2. Demand Rising While Supply Stalls

  • Only 180,000 dwellings were approved in the year to March 2025, far below the government’s target of 1.2 million new homes by 2029.
  • Supply shortfalls, combined with interest rate cuts, are creating the perfect storm for property prices to rise.
Dwelling approvals 

3. First Home Buyers Surge with Expanded Support

  • The First Home Guarantee has been turbocharged, raising income caps and annual quotas.
  • This surge in buyer activity is expected to contribute to further increases in property prices.
 

4. Capital Cities Poised for Rebound

  • Melbourne, Hobart, Darwin and Canberra are showing signs of renewed momentum in property prices.
  • Dave predicts 2026 as the peak growth year, with 2025 serving as the platform, especially after the recent interest rate cuts.
  • Key factors: lower prices relative to long-term averages, improved yields, and early signs of rental growth.
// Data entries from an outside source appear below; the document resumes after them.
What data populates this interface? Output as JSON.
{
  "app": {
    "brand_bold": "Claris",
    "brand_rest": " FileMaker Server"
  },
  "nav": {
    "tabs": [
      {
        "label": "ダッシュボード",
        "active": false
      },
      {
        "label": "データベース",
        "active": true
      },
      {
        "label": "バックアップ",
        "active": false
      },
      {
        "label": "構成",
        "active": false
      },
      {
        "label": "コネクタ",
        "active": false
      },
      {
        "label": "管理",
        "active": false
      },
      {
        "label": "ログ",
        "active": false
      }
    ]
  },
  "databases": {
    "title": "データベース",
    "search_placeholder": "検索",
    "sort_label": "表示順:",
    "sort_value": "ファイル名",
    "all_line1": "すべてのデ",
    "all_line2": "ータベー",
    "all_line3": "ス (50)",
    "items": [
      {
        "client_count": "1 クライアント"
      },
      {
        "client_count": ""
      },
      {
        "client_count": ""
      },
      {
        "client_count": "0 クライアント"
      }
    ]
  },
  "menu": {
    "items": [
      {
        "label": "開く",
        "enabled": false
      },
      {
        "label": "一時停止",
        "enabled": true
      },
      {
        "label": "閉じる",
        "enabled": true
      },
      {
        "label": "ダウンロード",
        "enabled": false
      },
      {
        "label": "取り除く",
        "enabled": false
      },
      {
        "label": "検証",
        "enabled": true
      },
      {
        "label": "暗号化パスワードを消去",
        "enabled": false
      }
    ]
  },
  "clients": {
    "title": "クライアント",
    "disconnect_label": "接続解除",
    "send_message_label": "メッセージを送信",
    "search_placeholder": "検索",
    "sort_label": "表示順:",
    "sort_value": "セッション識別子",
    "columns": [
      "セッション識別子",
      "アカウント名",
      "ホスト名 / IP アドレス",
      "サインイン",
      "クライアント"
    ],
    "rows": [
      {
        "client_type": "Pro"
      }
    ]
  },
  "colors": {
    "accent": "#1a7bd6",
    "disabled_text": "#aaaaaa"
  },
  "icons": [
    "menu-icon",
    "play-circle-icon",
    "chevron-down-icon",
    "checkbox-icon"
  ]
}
Source: Cotality (formerly CoreLogic)

 

5. Houses vs Units: The Price Gap Widens

  • Since 2020, house prices have surged 60%, compared to 30% for units.
  • With houses now around 30% more expensive, will affordability pressures drive buyers back to units?
  • The Trio explore whether unit property prices are due for a catch-up.
 

6. Regional vs Capital: A Market Shift Underway

  • Post-pandemic, regional property prices grew 74%, outperforming capital cities at 44%.
  • Now, the price gap is narrowing: capital city property prices are just 35% higher than the regions, compared to a historic 60%.
  • Based on cyclical patterns, a capital city resurgence in property prices may be on the horizon.
 

7. Mid-Year Forecasts: Are We On Track?

  • Dave updates his prediction: 4.5% national growth for 2025, up from his original 3–6% forecast.
  • Cate sees 6–9% national growth, especially if further interest rate cuts occur.
  • Mike maintains a conservative view: 3–4.9%, noting the slowdown in Perth, Brisbane and Adelaide.
  • All agree that the groundwork laid by the current interest rate cut cycle is likely to boost property prices.